I’ve kind of just been ignoring this while working on other aspects of my game, but even a year later I STILL don’t understand why Godot has this weird scaling issue ONLY when the viewport X and/or Y is anodd number. When it’s an even number it’s fine, but when it’s odd, you get doubled or missing pixels, even at 1x zoom. Often there is a diagonal shearing too.
Why does it do that?
(The built-in integer scaling on the project settings page doesn’t have this problem, but then Godot will do bland black letterboxing instead of expanding to show the pretty border I placed around the camera.)
SOLVED! I fixed it myself after realizing it was because the camera is in the middle of a pixel on odd-numbered dimensions. I fixed it by checking for odd dimensions every time the window is resized and offsetting the camera by 0.5 pixels for that dimension. No more doubled or invisible pixels!
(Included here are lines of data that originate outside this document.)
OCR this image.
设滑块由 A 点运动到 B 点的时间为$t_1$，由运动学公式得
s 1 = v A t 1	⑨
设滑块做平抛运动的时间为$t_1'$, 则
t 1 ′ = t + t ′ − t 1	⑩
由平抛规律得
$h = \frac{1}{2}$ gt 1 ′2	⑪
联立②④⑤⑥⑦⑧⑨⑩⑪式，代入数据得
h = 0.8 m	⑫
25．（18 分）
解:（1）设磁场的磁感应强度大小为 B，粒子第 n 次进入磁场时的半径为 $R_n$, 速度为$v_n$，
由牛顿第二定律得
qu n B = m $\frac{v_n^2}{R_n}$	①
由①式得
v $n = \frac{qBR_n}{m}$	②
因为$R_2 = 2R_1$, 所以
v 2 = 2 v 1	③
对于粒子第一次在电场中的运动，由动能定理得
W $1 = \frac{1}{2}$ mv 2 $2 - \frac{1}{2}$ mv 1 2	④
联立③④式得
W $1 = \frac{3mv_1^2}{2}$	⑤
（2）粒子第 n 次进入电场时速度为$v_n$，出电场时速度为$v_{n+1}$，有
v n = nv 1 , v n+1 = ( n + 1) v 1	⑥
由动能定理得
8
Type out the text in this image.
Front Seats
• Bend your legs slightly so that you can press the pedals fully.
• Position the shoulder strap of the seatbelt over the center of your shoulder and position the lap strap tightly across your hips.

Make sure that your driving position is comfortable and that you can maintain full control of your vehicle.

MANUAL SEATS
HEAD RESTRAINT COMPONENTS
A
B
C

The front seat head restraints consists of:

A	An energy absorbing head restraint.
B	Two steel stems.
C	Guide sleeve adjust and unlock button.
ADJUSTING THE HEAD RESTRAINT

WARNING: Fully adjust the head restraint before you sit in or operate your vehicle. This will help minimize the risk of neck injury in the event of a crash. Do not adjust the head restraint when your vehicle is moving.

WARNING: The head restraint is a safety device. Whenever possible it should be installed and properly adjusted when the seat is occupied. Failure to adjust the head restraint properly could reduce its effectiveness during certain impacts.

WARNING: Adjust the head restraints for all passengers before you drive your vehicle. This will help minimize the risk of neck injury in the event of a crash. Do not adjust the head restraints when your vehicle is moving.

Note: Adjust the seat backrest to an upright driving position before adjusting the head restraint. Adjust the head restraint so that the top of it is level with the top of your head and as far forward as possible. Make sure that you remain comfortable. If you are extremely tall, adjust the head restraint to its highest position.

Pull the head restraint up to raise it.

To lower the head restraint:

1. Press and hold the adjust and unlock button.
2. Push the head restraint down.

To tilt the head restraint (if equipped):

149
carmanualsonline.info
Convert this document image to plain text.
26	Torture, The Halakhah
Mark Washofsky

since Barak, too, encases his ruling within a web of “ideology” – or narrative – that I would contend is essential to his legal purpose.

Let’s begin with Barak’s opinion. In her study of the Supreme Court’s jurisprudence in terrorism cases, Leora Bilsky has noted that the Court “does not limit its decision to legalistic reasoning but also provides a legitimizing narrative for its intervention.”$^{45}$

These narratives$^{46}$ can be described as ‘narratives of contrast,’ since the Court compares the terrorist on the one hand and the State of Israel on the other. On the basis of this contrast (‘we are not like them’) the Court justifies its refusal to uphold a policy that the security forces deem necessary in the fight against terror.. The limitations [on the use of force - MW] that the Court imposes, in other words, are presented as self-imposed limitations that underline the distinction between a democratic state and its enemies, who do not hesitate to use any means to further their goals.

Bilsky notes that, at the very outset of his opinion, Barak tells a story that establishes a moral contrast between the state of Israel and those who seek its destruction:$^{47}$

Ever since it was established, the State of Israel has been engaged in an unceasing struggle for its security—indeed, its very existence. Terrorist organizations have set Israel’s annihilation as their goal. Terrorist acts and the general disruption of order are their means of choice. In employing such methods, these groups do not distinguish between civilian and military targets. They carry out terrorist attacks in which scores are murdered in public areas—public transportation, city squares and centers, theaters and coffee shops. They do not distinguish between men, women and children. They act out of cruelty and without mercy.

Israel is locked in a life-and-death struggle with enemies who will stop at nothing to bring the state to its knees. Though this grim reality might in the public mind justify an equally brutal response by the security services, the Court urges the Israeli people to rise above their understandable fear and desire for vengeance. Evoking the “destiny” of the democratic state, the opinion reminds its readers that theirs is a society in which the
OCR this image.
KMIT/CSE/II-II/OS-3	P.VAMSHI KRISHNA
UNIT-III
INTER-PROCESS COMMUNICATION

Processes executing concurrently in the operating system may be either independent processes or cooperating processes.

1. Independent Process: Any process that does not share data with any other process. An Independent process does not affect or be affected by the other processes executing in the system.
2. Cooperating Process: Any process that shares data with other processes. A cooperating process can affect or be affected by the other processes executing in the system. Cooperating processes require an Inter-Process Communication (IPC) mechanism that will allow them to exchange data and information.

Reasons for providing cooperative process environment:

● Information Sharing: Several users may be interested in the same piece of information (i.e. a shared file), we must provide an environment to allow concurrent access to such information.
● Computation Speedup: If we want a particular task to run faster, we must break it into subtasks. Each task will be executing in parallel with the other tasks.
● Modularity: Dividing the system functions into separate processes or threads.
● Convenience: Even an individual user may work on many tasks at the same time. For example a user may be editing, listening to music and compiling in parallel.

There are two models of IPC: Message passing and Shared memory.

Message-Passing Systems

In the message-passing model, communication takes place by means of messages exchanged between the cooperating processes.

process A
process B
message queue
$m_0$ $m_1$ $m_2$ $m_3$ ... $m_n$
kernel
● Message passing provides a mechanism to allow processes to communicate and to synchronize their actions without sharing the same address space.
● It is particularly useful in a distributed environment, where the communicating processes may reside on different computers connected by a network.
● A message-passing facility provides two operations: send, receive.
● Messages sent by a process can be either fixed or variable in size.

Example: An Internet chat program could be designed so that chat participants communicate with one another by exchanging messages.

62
update 1: Actually, rather than 0.5, use 1 divided by the current integer scaling level (1, 2, 3, etc.), otherwise it won’t work for odd numbered dimensions after integer scaling once.
update 2: Oops, more like offset by 1/(n+1), where n is the current integer scale, but you get the idea.
update 3: Actually, just simply offsetting by 0.1 seems to always work for now. The 1/(n+1) incidentally works too, but is the result of me messing around and quickly posting a working solution because I was excited to finally fix it.
update 4: Okay this is weird, I tried running my un-fixed code on my brother’s computer, and even without off-setting the camera, and it just… works? Without any issue whatsoever. I have no idea why it is giving me doubled pixels on odd-numbered dimensions and not my brother, maybe was a problem with my GPU the whole time or something (I have an AMD GPU, and he has NVIDIA)?
After messing around with some visual aids in GIMP and doing some math, it seems like the perfect offset is 1/(2 x n), where n is the current integer scale (x1, x2, x3, etc.). The reason an offset of 0.5 doesn’t work at 2x scale is because you’re just ending up in the middle of a pixel again since we’re not account for the fact that each “logical” pixel is 2x2 “real” pixels. The offset needs to be 0.25, which 1/(2 x 2) gives you. For 3x scale, you get 0.166… and so on. At least, I think I have that right. It works for me in any case.